Conor Friedersdorf draws our attention back to the days before the beginning of the Iraq war, when there was a massive, global anti-war movement that was essentially over-ridden and ignored by the administration in the rush toward war. Indeed, I can recall President Bush arguing that the protests were irrelevant because he couldn't "govern by opinion polls."
But what's often forgotten retrospectively is how viciously the anti-war movement was mocked and made the target of irrational hatred. I remember it vividly, but Conor performs a valuable service by collecting some of the classic expressions of anti-war hatred from the beginning of the war. Here are a few of the gems he recalls:
Glen Reynolds: "the 'anti-war' movement is objectively on [Saddm's] side, and not neutral ... When your movement is the key tool of a nasty dictator it should give you pause, shouldn't it?"
Andrew Sullivan (who also referred to the anti-war movement as "objectively pro-terrorist"): "Almost the whole academic class, the media elites, the college-educated urbanites, the entertainment industry and so on are now reflexively anti-war. Worse in fact: there is very little argument or debate going on in these sub-populations, simply an assumption that war against Saddam is wrong, and that all right-thinking people agree about this."
Jonah Goldberg: "what's so damning about the knee-jerk opposition of so many anti-war liberals -- it's based in animus, not logic. Almost every week I have to debate some opponent of the war on CNN or radio, and most of the time, I get the sense that their reasons for opposing Bush are echoed in McGrory's sentiments. They don't like war for vague, emotional reasons." As Conor notes: as though being emotionally averse to war was a character flaw.
Brenden O'Neill: "Most of the new antiwar groups express an entirely personal opposition to war, one based more on moral revulsion than effective political opposition ... Protesters voice a personal distaste for violent conflict, rather than organizing a collective stand against it. And when opposing war is about making pompous moral statements about me, myself, and I, you can count me out." Again, as Conor notes, the strange accusation that taking a moral stand against war is some kind of personal failing.

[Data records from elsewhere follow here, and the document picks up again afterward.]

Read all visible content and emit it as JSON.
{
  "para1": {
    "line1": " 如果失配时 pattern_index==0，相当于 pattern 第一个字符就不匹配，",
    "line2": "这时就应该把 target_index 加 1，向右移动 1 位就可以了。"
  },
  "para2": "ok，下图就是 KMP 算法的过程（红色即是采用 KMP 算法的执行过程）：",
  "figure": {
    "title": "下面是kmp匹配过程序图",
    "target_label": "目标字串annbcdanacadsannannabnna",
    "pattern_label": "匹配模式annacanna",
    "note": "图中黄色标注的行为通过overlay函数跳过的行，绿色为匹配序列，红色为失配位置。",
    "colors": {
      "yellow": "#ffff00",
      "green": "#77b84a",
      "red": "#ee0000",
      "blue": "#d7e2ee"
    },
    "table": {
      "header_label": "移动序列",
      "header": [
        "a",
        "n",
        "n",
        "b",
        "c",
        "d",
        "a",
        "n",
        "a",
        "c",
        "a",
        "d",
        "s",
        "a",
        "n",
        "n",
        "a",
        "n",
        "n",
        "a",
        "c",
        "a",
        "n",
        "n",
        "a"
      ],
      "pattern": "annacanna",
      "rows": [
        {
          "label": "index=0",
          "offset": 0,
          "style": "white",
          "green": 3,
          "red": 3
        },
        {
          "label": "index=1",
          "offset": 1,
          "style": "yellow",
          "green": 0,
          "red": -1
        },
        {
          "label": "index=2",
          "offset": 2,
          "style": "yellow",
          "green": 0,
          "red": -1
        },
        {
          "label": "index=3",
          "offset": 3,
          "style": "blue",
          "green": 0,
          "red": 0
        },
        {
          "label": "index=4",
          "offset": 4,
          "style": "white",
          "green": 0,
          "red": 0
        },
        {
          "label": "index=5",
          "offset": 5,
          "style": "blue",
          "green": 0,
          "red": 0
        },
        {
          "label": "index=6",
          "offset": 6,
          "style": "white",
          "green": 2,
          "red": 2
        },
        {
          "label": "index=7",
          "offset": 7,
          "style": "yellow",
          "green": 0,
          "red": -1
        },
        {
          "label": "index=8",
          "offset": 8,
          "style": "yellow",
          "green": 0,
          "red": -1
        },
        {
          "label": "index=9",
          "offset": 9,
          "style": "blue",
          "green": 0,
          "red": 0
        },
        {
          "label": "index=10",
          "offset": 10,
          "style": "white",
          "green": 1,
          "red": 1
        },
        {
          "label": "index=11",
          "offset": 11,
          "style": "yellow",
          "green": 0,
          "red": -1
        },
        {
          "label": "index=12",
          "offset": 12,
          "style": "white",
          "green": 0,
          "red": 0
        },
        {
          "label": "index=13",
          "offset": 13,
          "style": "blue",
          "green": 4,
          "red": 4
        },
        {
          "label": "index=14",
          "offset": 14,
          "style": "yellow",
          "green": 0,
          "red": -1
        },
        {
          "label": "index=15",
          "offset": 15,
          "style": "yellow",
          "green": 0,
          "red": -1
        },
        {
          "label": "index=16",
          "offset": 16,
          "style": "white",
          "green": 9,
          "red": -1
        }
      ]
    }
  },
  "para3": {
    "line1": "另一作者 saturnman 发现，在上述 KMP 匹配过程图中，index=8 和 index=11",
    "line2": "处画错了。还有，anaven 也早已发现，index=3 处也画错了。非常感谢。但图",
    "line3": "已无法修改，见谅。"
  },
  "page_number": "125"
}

Conor goes on to note several more examples, and remarks that he could easily multiply examples exponentially. But the point is clear: It wasn't enough for those in favor of the war to believe that the anti-war movement was wrong. They went out of their way to vilify the movement as being pro-Saddam, pro-terrorist, pro-American capitulation, anti-Israel, spineless, effete, and cowardly.
And please bear in mind: After all was said and done, the backers of the war were proved to be totally wrong. The anti-war movement was shown to have been completely right, and yet ... as Chris Hayes noted the other night, the rewards have continued to flow for the past decade toward those who backed the war, and the opponents of the war are still treated like patchouli aroma-ed, hackeysacking, drum-circling hippies, despite having had the better arguments at the time, and despite having been vindicated by history.
Tom Friedman, David Brooks, Max Boot, and even the liberal Hawks like Matt Yglesias and Ezra Klein who were all in favor of the war have either maintained their standing or gone on to more and more prominent platforms. And in many cases, I don't begrudge them that. But it remains worth asking: Is there any price to be paid for having been so totally wrong? And will an apology ever be forthcoming from many of those -- apart from Andrew Sullivan -- who were wrong at the time and engaged in this kind of vituperation? Doubtful. Being pro-war means never having to say you're sorry.
But for the rest of us, I hope that the lesson of the past decade has been that it is always better to begin from a place of deep skepticism about war in general, and about the necessity for any particular war. While it should be possible to overcome that skepticism in the rarest of circumstances, it should never be easy to do so. And while refusing to support war as a matter of principle in the vast majority of cases may mean that there are places and times where we could fight and perhaps should fight but don't, it is, I think, better than fighting in places and at times when would should not and must not, as was the case in Iraq.